Des experts de différents domaines ont échangé sur la question le 16 décembre dernier à Yaoundé.
Par Dimitri Mebenga
L’association Afriyan Cameroun en collaboration avec le Fonds des Nations unies pour la population a tenu le 16 décembre 2024 à la faculté de médecine de l’université de Yaoundé I une conférence débat sur le débat sur le thème : » Prévenir les violences basées sur le genre facilitées par la technologie pour le plein épanouissement des femmes et filles à l’ère du digital ».

Le panel composé de plusieurs experts dans divers domaines a lancé un cri d’alerte en renseignant que 67 cas de femicide sont répertoriés depuis janvier 2024. Parmi ceux-ci ( cas de femicide) le digital est l’une des causes prépondérantes.
C’est pourquoi Maître Bertile Bénédicte Wouami Mbatang, avocate et présidente de l’Association pour la Défense des Droits Humains, a lancé un appel à la sensibilisation des jeunes camerounais sur les règles de conduite dans l’espace cybernétique, confronté à des dérives et des menaces pour la sécurité et la dignité des internautes, notamment les femmes et les jeunes filles en rappelant que l’article 265 du code pénal réprime les publications obscènes.

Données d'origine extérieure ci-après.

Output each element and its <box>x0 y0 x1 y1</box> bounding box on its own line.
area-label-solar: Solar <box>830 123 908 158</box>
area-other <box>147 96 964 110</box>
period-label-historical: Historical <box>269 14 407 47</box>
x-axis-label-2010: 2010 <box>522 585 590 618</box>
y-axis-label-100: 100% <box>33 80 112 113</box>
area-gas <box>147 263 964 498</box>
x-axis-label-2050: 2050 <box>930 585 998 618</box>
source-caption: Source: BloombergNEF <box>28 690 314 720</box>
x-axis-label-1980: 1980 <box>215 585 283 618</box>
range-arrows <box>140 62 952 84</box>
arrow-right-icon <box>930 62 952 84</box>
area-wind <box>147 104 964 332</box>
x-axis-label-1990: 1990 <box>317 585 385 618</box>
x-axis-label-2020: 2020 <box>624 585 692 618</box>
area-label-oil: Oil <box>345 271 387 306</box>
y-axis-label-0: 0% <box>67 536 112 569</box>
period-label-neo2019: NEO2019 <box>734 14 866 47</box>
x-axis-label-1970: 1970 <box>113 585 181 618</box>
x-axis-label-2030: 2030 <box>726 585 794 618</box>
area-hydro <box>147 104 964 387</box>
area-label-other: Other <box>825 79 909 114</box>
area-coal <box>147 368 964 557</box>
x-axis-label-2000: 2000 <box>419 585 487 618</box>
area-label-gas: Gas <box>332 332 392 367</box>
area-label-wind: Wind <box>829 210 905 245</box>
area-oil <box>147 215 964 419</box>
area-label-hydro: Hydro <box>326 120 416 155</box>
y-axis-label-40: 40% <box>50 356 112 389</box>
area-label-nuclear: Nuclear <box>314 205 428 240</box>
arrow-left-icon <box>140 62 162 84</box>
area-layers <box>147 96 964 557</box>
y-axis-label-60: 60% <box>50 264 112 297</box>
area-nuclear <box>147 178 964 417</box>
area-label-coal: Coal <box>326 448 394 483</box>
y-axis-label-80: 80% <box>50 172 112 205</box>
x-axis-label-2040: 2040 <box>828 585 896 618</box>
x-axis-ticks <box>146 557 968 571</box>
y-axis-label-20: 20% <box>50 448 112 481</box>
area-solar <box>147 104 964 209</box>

« Cette activité est très importante surtout dans le cadre de la vulgarisation des instruments juridiques consacrés à l’activité cybernétique. Vous voyez, l’espace cybernétique virtuel au Cameroun est confronté à beaucoup de dérives. Dans nos missions, je tiens à remercier Afriyan, les organisateurs, qui ont bien fait de convoquer cette réunion pour que nous puissions éduquer les jeunes et leur inculquer la culture du droit sur la manière de se comporter dans l’espace cybernétique.Nous sommes venus leurs dire que l’espace cybernétique, comme l’espace physique, est régi par des lois et que toute dérive est punie et sanctionnée sévèrement par le législateur. Mais nous ne sommes pas venus dans l’esprit de sanction; nous sommes venus dans l’esprit de sensibilisation sur la manière de se comporter. Nous avons prodigué des conseils sur les procédures en matière de dérive cybernétique et de cybercriminalité, et nous avons dispensé des conseils sur la procédure à suivre ». Ces jeunes ont été invités à s’approprier l’article 74 de la loi portant répression de la cybercriminalité au Cameroun pour comprendre les sanctions encourues en cas de mauvaise utilisation du digital.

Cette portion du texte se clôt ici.